No que tange ao nosso suporte teórico, para sustentar a perspectiva das autonarrativas enquanto método complexo de pesquisa, resgatamos três aspectos mais notórios subjacentes à nossa acepção de “narrar”:
a) Toda narrativa (ficcional ou não) traz implícita a ideia de invenção (GAI, 2009). Narrar, enquanto o ato de transformar uma experiência em linguagem, nos leva à compreensão e ao entendimento da experiência, seja em relação ao fato propriamente dito, seja em relação à constituição mental/cognitiva de quem narra (GAI, 2009, p. 137). Aquilo que não é narrado é como se não tivesse acontecido, enquanto o que é narrado, aconteceu, de fato ou em nossa mente. Narrar é um jeito de organizar os sentidos, os pensamentos, as vivências e, por conseguinte, o nosso mundo.

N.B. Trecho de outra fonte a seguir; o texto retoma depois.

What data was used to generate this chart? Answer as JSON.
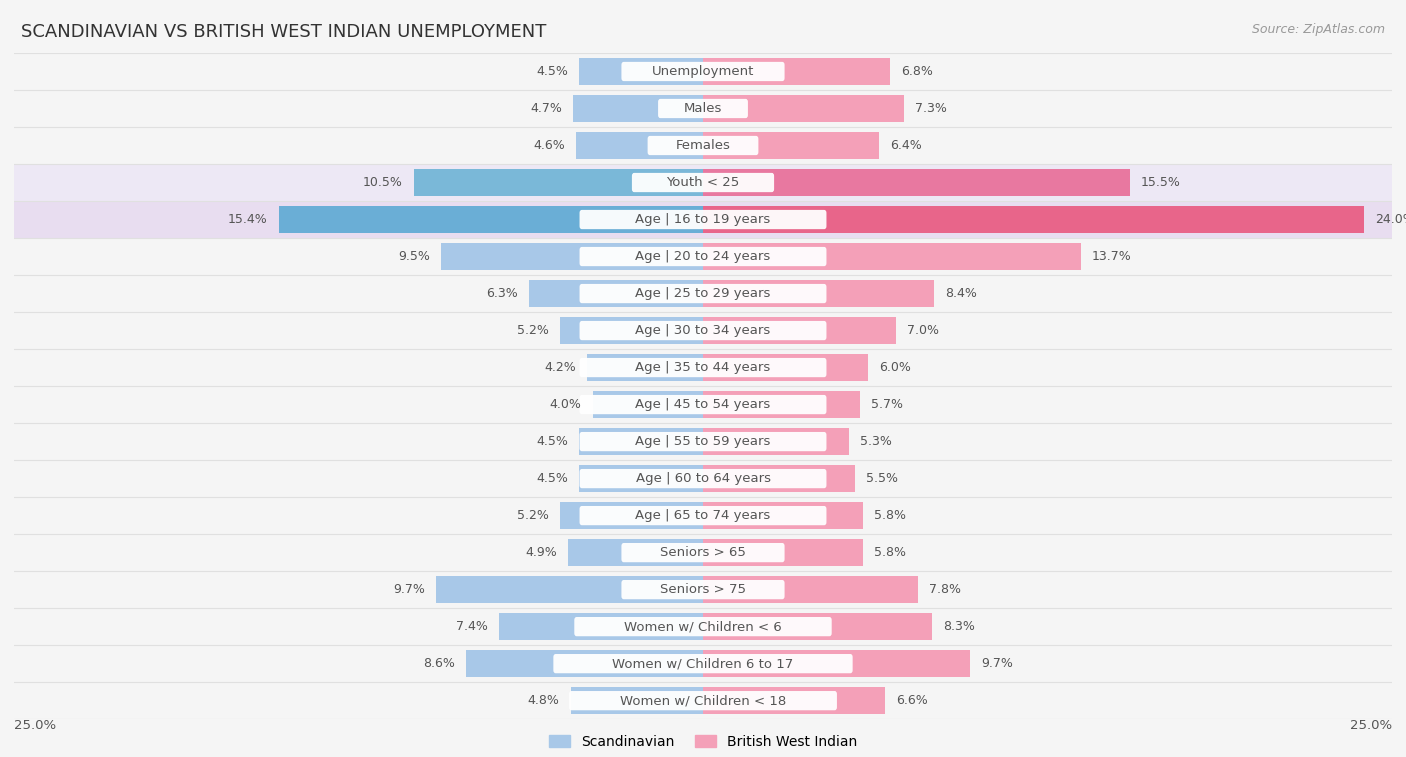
{
  "title": "SCANDINAVIAN VS BRITISH WEST INDIAN UNEMPLOYMENT",
  "source": "Source: ZipAtlas.com",
  "categories": [
    "Unemployment",
    "Males",
    "Females",
    "Youth < 25",
    "Age | 16 to 19 years",
    "Age | 20 to 24 years",
    "Age | 25 to 29 years",
    "Age | 30 to 34 years",
    "Age | 35 to 44 years",
    "Age | 45 to 54 years",
    "Age | 55 to 59 years",
    "Age | 60 to 64 years",
    "Age | 65 to 74 years",
    "Seniors > 65",
    "Seniors > 75",
    "Women w/ Children < 6",
    "Women w/ Children 6 to 17",
    "Women w/ Children < 18"
  ],
  "scandinavian": [
    4.5,
    4.7,
    4.6,
    10.5,
    15.4,
    9.5,
    6.3,
    5.2,
    4.2,
    4.0,
    4.5,
    4.5,
    5.2,
    4.9,
    9.7,
    7.4,
    8.6,
    4.8
  ],
  "british_west_indian": [
    6.8,
    7.3,
    6.4,
    15.5,
    24.0,
    13.7,
    8.4,
    7.0,
    6.0,
    5.7,
    5.3,
    5.5,
    5.8,
    5.8,
    7.8,
    8.3,
    9.7,
    6.6
  ],
  "scandinavian_color": "#a8c8e8",
  "british_west_indian_color": "#f4a0b8",
  "highlight_scand_color": "#6aaed6",
  "highlight_bwi_color": "#e8658a",
  "row_bg_normal": "#f5f5f5",
  "row_bg_highlight": "#ede8f5",
  "row_bg_highlight2": "#e8ddf0",
  "separator_color": "#e0e0e0",
  "label_bg_color": "#ffffff",
  "text_color": "#555555",
  "title_color": "#333333",
  "source_color": "#999999",
  "max_val": 25.0,
  "bar_height": 0.72,
  "font_size_labels": 9.5,
  "font_size_values": 9.0,
  "font_size_title": 13,
  "font_size_source": 9,
  "font_size_legend": 10
}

b) Uma narrativa é, invariavelmente, uma autonarrativa. Seja por abordar a si, seja por partir de uma visão de um observador incluído, toda narrativa parte de um sujeito e, consequentemente, resulta de (e em) um processo autonarrativo. Evidentemente, os termos “narrativa” e “autonarrativa” podem ser (e eventualmente são) usados como sinônimos, mas grifar a presença desse narrador, que já não pode mais ser apagado, mostra-se necessário.
c) Narrar é um processo autopoiético. Para Gai (2009, p. 142), “as narrativas são tessituras de palavras, são linguagem”. E, conforme Maturana, os seres humanos acontecem na linguagem. Logo, narrar leva, inevitavelmente, às reflexões sobre a vida e suas práticas, o que reverbera na constante reflexão e reorganização de sentidos do narrador, sobre si e sobre suas narrativas. Conhecer, a si e ao mundo, é sempre experiência vital. Em melhores palavras, a autonarrativa nos constitui, “(...) pois, ao narrarmos a nossa vida, vamos inventando e configurando o estilo de existir que escolhemos para nós, alimentando nossa autonomia para conduzirmos nossa vida (PELLANDA; BOETCHER, 2017, p. 69).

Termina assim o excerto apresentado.